Let's say I have a blueprint for a single-story house. I go and build three identical houses, and they all have one story each. Then I modify the blueprint to add a second story, and I build three more houses. These houses all contain two stories each. Then I modify the blueprint again, and my new houses end up with three stories. And so on."

The house blueprint exists in the implicate order. Multiple house objects can be built from the same blueprint in the explicate order.

"Now, let's assume this blueprint exists in the lower-dimensional codebase of my Minecraft game. When I want to create a new house in the game, I can 'instantiate' the blueprint to build a new house. I can build as many houses as I want, and they'll all share the same characteristics specified in the blueprint. Are you following?"

"Yep," Zac nodded.

"Good. Now let's talk about blueprint inheritance."

A Long-Spiked Warble and Six-Spiked Warble both inherit characteristics from the Mammal and Warble blueprints.

"We'll start with a blueprint for a mammal, which is represented by a perfect circle. This blueprint contains all the information on how to construct a mammalincluding warm blood, fur, and the birth of live young. All of these features are specific to mammals. Therefore, they are contained within the Mammal blueprint.

Now let's create a blueprint for a new mammal called a Warble. Because the Warble blueprint will inherit all the characteristics of the Mammal blueprint, it only needs to specify characteristics specific to a warblelike the three spikes on its body.

Next, let's create blueprints for two new species of warble. These blueprints inherit all the characteristics of a warble, so they just need to specify the traits particular to that specific species.

Rememberall of these blueprints exist in the implicate order. They are just information sitting in the codebase. When I want to create a new warble in my game, I can instantiate the Long-Spiked Warble blueprint, and create as many long-spiked warbles as I like in the explicate order. I can also do the same for the Six-Spiked Warble blueprint. Are you still following?"

"Yeah, I think so," Zac said. "You just specify the features of a warble once in the blueprint, and then you can create as many warbles as you like from that."

"Okay, good. Let's tie this back to domesticated cats who are subconsciously scared of snakes. If I add an adaptive trait to the Warble blueprint, all of the warble sub-species will automatically inherit that trait. So if we had a Cat blueprint, and specified a fear of snakes as an adaptive trait, all sub-species of cats would automatically inherit that trait."

If we add a new adaptive trait to the Warble blueprint, the Long-Spiked Warble and Six-Spiked Warble sub-blueprints will automatically inherit that trait.

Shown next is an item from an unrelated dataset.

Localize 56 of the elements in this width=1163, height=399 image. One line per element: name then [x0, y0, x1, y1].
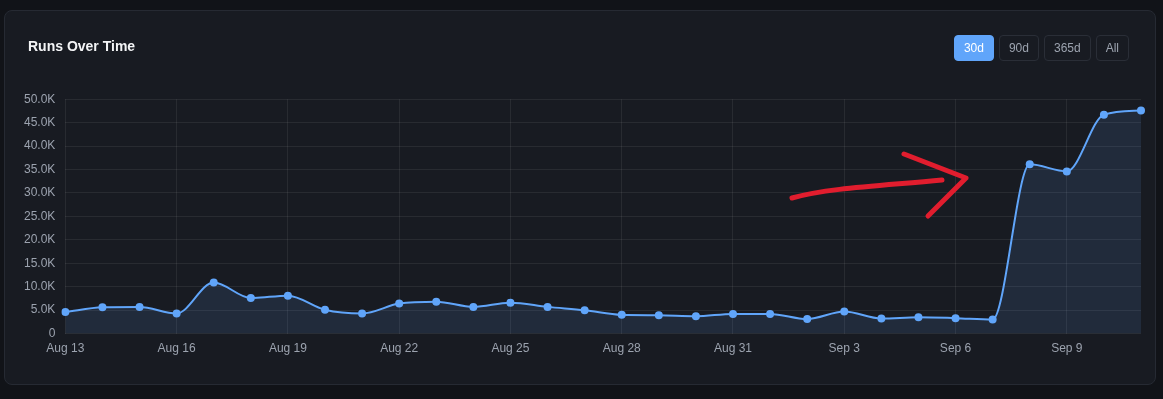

"Wait," Zac paused. "Are you saying that all cats, right here in physical reality, are instantiated from a blueprint existing in the lower dimension? Like, reality is taking a Cat blueprint and then printing multiple copies of that blueprint in physical reality?"

"Kinda," I replied. "Firstly, cats are a purely mathematical structureas is everything in our reality. You have to get over this idea that cats physically exist in a material way, and that their underlying biology is physical."

"But when cats breed, their children inherit the mother and father's DNA," Zac said. "That's a biological process. Presumably, their fear of snakes is passed on biologically, right? Darwin's theory of evolution explains how biological life evolved via natural selection, using this process."

I chuckled. "Darwin's theory of evolution needs an update."